Humanitarian agencies are facing considerable challenges in terms of the cholera response, as they do not have enough resources to expand their operations into areas where health workers were already working without pay. According to the UN, the organization has received only one-third of the $2.1 billion secured to provide food to the millions people facing famine in Yemen. Furthermore, it has only received $47 million out of $250 million funding required for addressing cholera.

According to figures from the UN Office for the Coordination of Humanitarian Affairs (OCHA), there are 313,538 suspected cases of cholera and 1,732 deaths in Yemen. Of the suspected cases it is estimated that 40 percent of them, in addition to a quarter of the reported deaths, were among children under the age of 15; those malnourished being at greater risk. Older adults, pregnant women and people with chronic health conditions were among the greatest risk for death. Christophe Bouierac, a spokesperson for the UN Children Emergency Fund (UNICEF) described the cholera outbreak in Yemen as the worst outbreak in the world.

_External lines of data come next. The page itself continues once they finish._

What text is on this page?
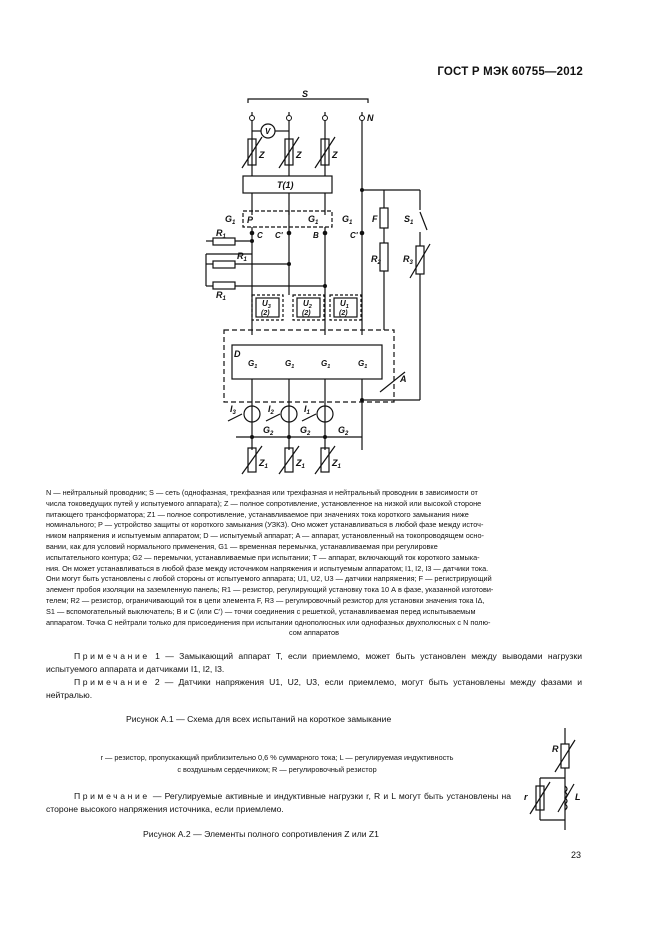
ГОСТ Р МЭК 60755—2012
S
N
V
Z	Z	Z
T(1)
$G_1$ P	$G_1$	$G_1$
C C'	B	C'
F	$S_1$
$R_2$ $R_3$
$R_1$
$R_1$
$R_1$	$U_3$
(2)
$U_2$
(2)
$U_1$
(2)
D
$G_1$	$G_1$	$G_1$	$G_1$
A
$I_3$	$I_2$	$I_1$
$G_2$	$G_2$	$G_2$
$Z_1$	$Z_1$	$Z_1$
R
r	L
N — нейтральный проводник; S — сеть (однофазная, трехфазная или трехфазная и нейтральный проводник в зависимости от
числа токоведущих путей у испытуемого аппарата); Z — полное сопротивление, установленное на низкой или высокой стороне
питающего трансформатора; Z1 — полное сопротивление, устанавливаемое при значениях тока короткого замыкания ниже
номинального; P — устройство защиты от короткого замыкания (УЗКЗ). Оно может устанавливаться в любой фазе между источ-
ником напряжения и испытуемым аппаратом; D — испытуемый аппарат; A — аппарат, установленный на токопроводящем осно-
вании, как для условий нормального применения, G1 — временная перемычка, устанавливаемая при регулировке
испытательного контура; G2 — перемычки, устанавливаемые при испытании; T — аппарат, включающий ток короткого замыка-
ния. Он может устанавливаться в любой фазе между источником напряжения и испытуемым аппаратом; I1, I2, I3 — датчики тока.
Они могут быть установлены с любой стороны от испытуемого аппарата; U1, U2, U3 — датчики напряжения; F — регистрирующий
элемент пробоя изоляции на заземленную панель; R1 — резистор, регулирующий установку тока 10 А в фазе, указанной изготови-
телем; R2 — резистор, ограничивающий ток в цепи элемента F, R3 — регулировочный резистор для установки значения тока IΔ,
S1 — вспомогательный выключатель; B и C (или C') — точки соединения с решеткой, устанавливаемая перед испытываемым
аппаратом. Точка C нейтрали только для присоединения при испытании однополюсных или однофазных двухполюсных с N полю-
сом аппаратов
Примечание 1 — Замыкающий аппарат T, если приемлемо, может быть установлен между выводами нагрузки испытуемого аппарата и датчиками I1, I2, I3.
Примечание 2 — Датчики напряжения U1, U2, U3, если приемлемо, могут быть установлены между фазами и нейтралью.
Рисунок А.1 — Схема для всех испытаний на короткое замыкание
r — резистор, пропускающий приблизительно 0,6 % суммарного тока; L — регулируемая индуктивность
с воздушным сердечником; R — регулировочный резистор
Примечание — Регулируемые активные и индуктивные нагрузки r, R и L могут быть установлены на стороне высокого напряжения источника, если приемлемо.
Рисунок А.2 — Элементы полного сопротивления Z или Z1
23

Jamie McGoldrick, the Humanitarian Coordinator (HC) for Yemen, said to journalists in Geneva on Tuesday, “This unprecedented cholera epidemic would further weaken the resources, and the resilience that people had had over the last two and a half years of this war,” he added, “All of this is entirely man-made, as a result of the conflict.”

McGoldrick, noted that in light of famine, complete collapse of the social-political systems and the cholera outbreak in Yemen approximately two million additional people have been added to the humanitarian case load since the start of 2017.

“The actual system is in complete collapse…Agencies have had to use resources which they had programmed otherwise, for example for food security or malnutrition,” Remarked McGoldrick.

Yemen Humanitarian Snapshot – Update on Cholera outbreak and response, July 2017 – UNOCHA
Yemen Humanitarian Snapshot – Update on Cholera outbreak and response, July 2017 – UNOCHA

In addition to an already staggering situation, the UN World Health Organization (WHO) is reportedly considering shelving cholera vaccines and not shipping them out to Yemen.

WHO spokesperson, Christian Lindmeier, said to journalists in Geneva, “A vaccination way ahead of an outbreak would be useful, but that would imply a huge amount of vaccines, taking into account all the countries where cholera was endemic.”